Orangtua bukan membantu supaya si anak tetap bisa mandiri walaupun belajar di rumah. Namun si anak malah menggantungkan diri pada orangtua untuk bisa mengerjakan dan menyelesaikan PR tadi.
Klop sudah. Si anak merasa PR-nya lebih susah jika dibandingkan mendapatkan langsung secara PTM. Si orangtua menginginkan anaknya bisa mendapatkan nilai maksimal dan bisa mengikuti pelajaran dengan baik.
Satu dua kali kalau anak benar-benar tak mampu, bisa dimaklumi orangtua membantunya. Kalau terus-terusan, si anak jadi lepas tangan pada tugas yang semestinya menjadi tanggung jawabnya.
 3. Paparan Gadget
Namanya juga daring, penggunaan gadget jadi kewajiban. Mau tak mau anak akan memegangnya sendiri.Â
Kelamaan menggunakan gadget juga tak baik bagi kesehatan mata. Apalagi jika sering diselingi dengan permainan (game). Asyik hingga bisa lupa waktu. Tak jarang karena hal ini, anak usia SD sudah memakai kacamata.

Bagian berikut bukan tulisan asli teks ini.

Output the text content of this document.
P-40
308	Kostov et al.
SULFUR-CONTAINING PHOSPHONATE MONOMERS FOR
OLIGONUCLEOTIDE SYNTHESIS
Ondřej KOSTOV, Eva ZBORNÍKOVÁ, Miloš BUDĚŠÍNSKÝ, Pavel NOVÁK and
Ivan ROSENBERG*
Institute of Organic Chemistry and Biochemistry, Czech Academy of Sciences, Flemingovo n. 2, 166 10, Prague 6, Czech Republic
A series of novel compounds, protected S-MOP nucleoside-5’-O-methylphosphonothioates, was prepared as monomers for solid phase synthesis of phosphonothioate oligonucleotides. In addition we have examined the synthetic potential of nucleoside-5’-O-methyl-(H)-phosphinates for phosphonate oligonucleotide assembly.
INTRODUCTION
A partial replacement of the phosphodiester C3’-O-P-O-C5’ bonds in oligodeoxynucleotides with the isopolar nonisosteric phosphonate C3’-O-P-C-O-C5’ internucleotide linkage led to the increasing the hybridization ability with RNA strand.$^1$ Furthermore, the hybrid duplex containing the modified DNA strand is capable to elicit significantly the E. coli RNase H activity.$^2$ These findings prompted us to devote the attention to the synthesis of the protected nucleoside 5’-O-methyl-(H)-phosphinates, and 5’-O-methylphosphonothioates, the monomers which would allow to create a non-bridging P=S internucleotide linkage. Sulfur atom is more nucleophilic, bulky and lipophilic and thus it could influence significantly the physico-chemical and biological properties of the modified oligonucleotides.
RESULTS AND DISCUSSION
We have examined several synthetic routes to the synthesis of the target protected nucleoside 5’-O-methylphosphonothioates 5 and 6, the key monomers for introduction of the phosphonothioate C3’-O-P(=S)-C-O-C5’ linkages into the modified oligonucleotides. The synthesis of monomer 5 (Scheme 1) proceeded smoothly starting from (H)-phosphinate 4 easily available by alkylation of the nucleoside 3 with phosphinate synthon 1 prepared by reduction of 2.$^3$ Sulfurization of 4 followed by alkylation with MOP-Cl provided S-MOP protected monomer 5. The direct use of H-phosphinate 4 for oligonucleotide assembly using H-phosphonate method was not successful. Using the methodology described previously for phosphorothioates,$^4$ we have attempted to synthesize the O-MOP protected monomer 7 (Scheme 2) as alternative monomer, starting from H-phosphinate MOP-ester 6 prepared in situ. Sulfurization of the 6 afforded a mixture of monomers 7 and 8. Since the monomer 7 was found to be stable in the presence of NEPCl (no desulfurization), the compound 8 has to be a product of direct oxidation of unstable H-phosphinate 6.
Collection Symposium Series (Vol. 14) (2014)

 4. Tugas Menumpuk, Minim Sosialisasi
Ada kalanya dengan PJJ, guru akan memberikan tugas tambahan kepada murid. Harapannya, mereka lebih paham terhadap materi yang disampaikan. Kebanyakan tugas, masa bermain jadi berkurang (karena terkadang juga diminta tolong oleh orang tua agar si anak melakukan sesuatu), membuat anak bisa jadi stres.
Belum lagi karena selama PJJ, anak tak bisa bebas berinteraksi. Bermain di lingkungan rumah pun tak sebebas sebelum masa pandemi. Kebanyakan di rumah, interaksinya secara maya, bisa menjadikan anak lebih sensitif. Tidak peka terhadap lingkungan, jadi lebih pendiam atau kurang bisa percaya diri di kemudian hari.
 5. Pelampiasan Stres
Stres tidak saja bisa dialami oleh anak yang mengikuti PJJ, tapi bisa juga orangtua. Kalau biasanya anak berada di sekolah selama setengah hari, sekarang di rumah terus. Pekerjaan harian yang dilakukan harus menata ulang lagi waktunya.